Steep! You never hear that! 2016 has been about one thing and one thing only: flattening yield curves and recession probabilities. Flattening — let alone inverted — yield curves are bad. But in a post-QE, NIRP world it’s worth thinking about how much we can glean from this curve, and if the traditional dynamics we’ve learned impact the bond market and the world economy are still in play.
Related: are online lenders telling us something bad about the economy?
Rates at online lenders like Prosper and Lending Club have gone up, but so has the Fed’s benchmark rate. Additionally, overall financial conditions have tightened.
But there was also an uptick in delinquencies from some of these lenders’ borrowers in the second half of 2015. So, what to make of it?
Well, consumers not paying back their loans is not a good sign. But even if you’re a creditworthy borrower on paper, needing to take out a loan from an online servicer that charges 14% or 15% (instead of, say, a bank) must indicate some kind of financial stress that a small hiccup in one’s standing would upset, right? Maybe!
The thing is: there are lots of signs that the economy, particularly the financialized economy, has had a tough six months. This doesn’t mean, however, that the whole thing is rolling over.
The ‘Big Short’
Auto sales have been on fire and the idea that subprime auto lending would create the next “Big Short” opportunity has been around for a while.
But there’s a problem: you’re betting against cars, not houses.

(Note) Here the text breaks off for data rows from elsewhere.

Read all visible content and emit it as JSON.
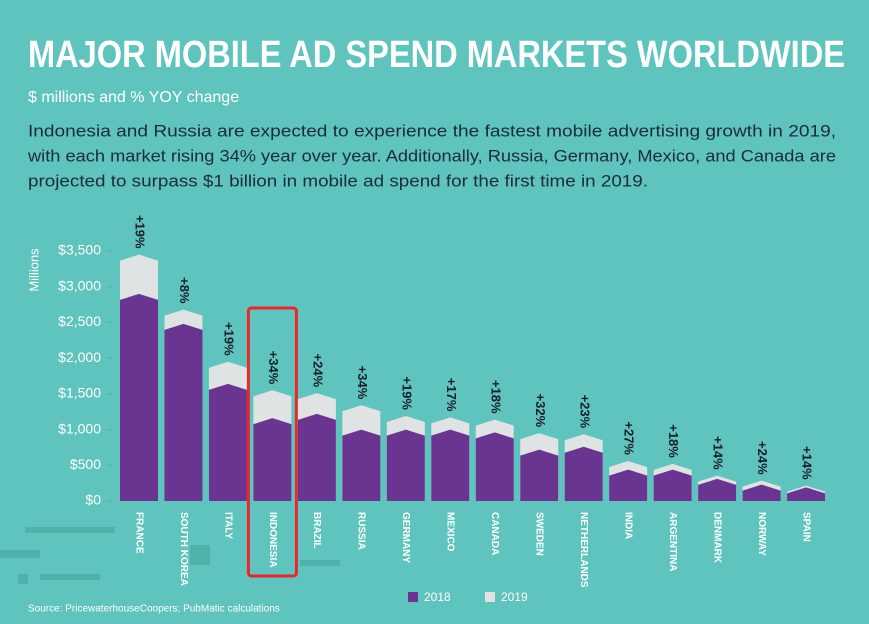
{
  "chart_data": {
    "type": "bar",
    "title": "MAJOR MOBILE AD SPEND MARKETS WORLDWIDE",
    "subtitle": "$ millions and % YOY change",
    "description": [
      "Indonesia and Russia are expected to experience the fastest mobile advertising growth in 2019,",
      "with each market rising 34% year over year. Additionally, Russia, Germany, Mexico, and Canada are",
      "projected to surpass $1 billion in mobile ad spend for the first time in 2019."
    ],
    "y_label": "Millions",
    "categories": [
      "FRANCE",
      "SOUTH KOREA",
      "ITALY",
      "INDONESIA",
      "BRAZIL",
      "RUSSIA",
      "GERMANY",
      "MEXICO",
      "CANADA",
      "SWEDEN",
      "NETHERLANDS",
      "INDIA",
      "ARGENTINA",
      "DENMARK",
      "NORWAY",
      "SPAIN"
    ],
    "series": [
      {
        "name": "2018",
        "color": "#6a3590",
        "values": [
          2900,
          2480,
          1640,
          1160,
          1220,
          1000,
          1000,
          1000,
          960,
          720,
          760,
          440,
          440,
          310,
          230,
          190
        ]
      },
      {
        "name": "2019",
        "color": "#dfe3e4",
        "values": [
          3450,
          2680,
          1950,
          1550,
          1510,
          1340,
          1190,
          1170,
          1140,
          950,
          935,
          560,
          520,
          355,
          285,
          215
        ]
      }
    ],
    "growth_labels": [
      "+19%",
      "+8%",
      "+19%",
      "+34%",
      "+24%",
      "+34%",
      "+19%",
      "+17%",
      "+18%",
      "+32%",
      "+23%",
      "+27%",
      "+18%",
      "+14%",
      "+24%",
      "+14%"
    ],
    "highlight": "INDONESIA",
    "ylim": [
      0,
      3500
    ],
    "yticks": [
      {
        "value": 0,
        "label": "$0"
      },
      {
        "value": 500,
        "label": "$500"
      },
      {
        "value": 1000,
        "label": "$1,000"
      },
      {
        "value": 1500,
        "label": "$1,500"
      },
      {
        "value": 2000,
        "label": "$2,000"
      },
      {
        "value": 2500,
        "label": "$2,500"
      },
      {
        "value": 3000,
        "label": "$3,000"
      },
      {
        "value": 3500,
        "label": "$3,500"
      }
    ],
    "grid": false,
    "source": "Source: PricewaterhouseCoopers; PubMatic calculations"
  }
}
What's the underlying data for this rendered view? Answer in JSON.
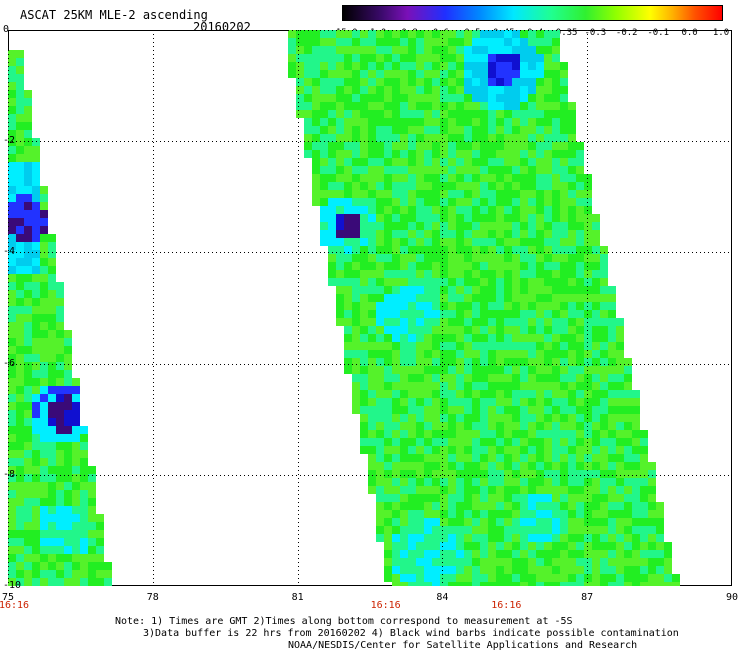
{
  "header": {
    "title": "ASCAT 25KM MLE-2 ascending",
    "date": "20160202"
  },
  "colorbar": {
    "labels": [
      "-15.0",
      "-1.0",
      "-0.8",
      "-0.6",
      "-0.5",
      "-0.45",
      "-0.4",
      "-0.35",
      "-0.3",
      "-0.2",
      "-0.1",
      "0.0",
      "1.0"
    ],
    "colors": [
      "#000000",
      "#3a0a6a",
      "#7a10b8",
      "#2030ff",
      "#0088ff",
      "#00e8ff",
      "#20ff90",
      "#30f030",
      "#90ff00",
      "#ffff00",
      "#ffb000",
      "#ff5000",
      "#ff0000"
    ]
  },
  "axes": {
    "x_ticks": [
      "75",
      "78",
      "81",
      "84",
      "87",
      "90"
    ],
    "y_ticks": [
      "0",
      "-2",
      "-4",
      "-6",
      "-8",
      "-10"
    ],
    "lon_range": [
      75,
      90
    ],
    "lat_range": [
      0,
      -10
    ]
  },
  "pass_times": [
    {
      "label": "16:16",
      "lon": 75
    },
    {
      "label": "16:16",
      "lon": 82.7
    },
    {
      "label": "16:16",
      "lon": 85.2
    }
  ],
  "notes": {
    "line1": "Note: 1) Times are GMT 2)Times along bottom correspond to measurement at -5S",
    "line2": "3)Data buffer is 22 hrs from 20160202 4) Black wind barbs indicate possible contamination",
    "line3": "NOAA/NESDIS/Center for Satellite Applications and Research"
  }
}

A story earlier this month from Bloomberg News said that some investors were looking to bundle auto loans and short them a la the famous trade executed by the heroes of Michael Lewis’ famous book about the financial crisis’ big winners.
(Also: a movie.)
But so while a problem with this trade is certainly that people are calling it the next “Big Short,” that these loans are of shorter duration and smaller magnitude, not to mention backed by a readily re-possessed asset, makes them not nearly as potent at shorting opportunity as a house.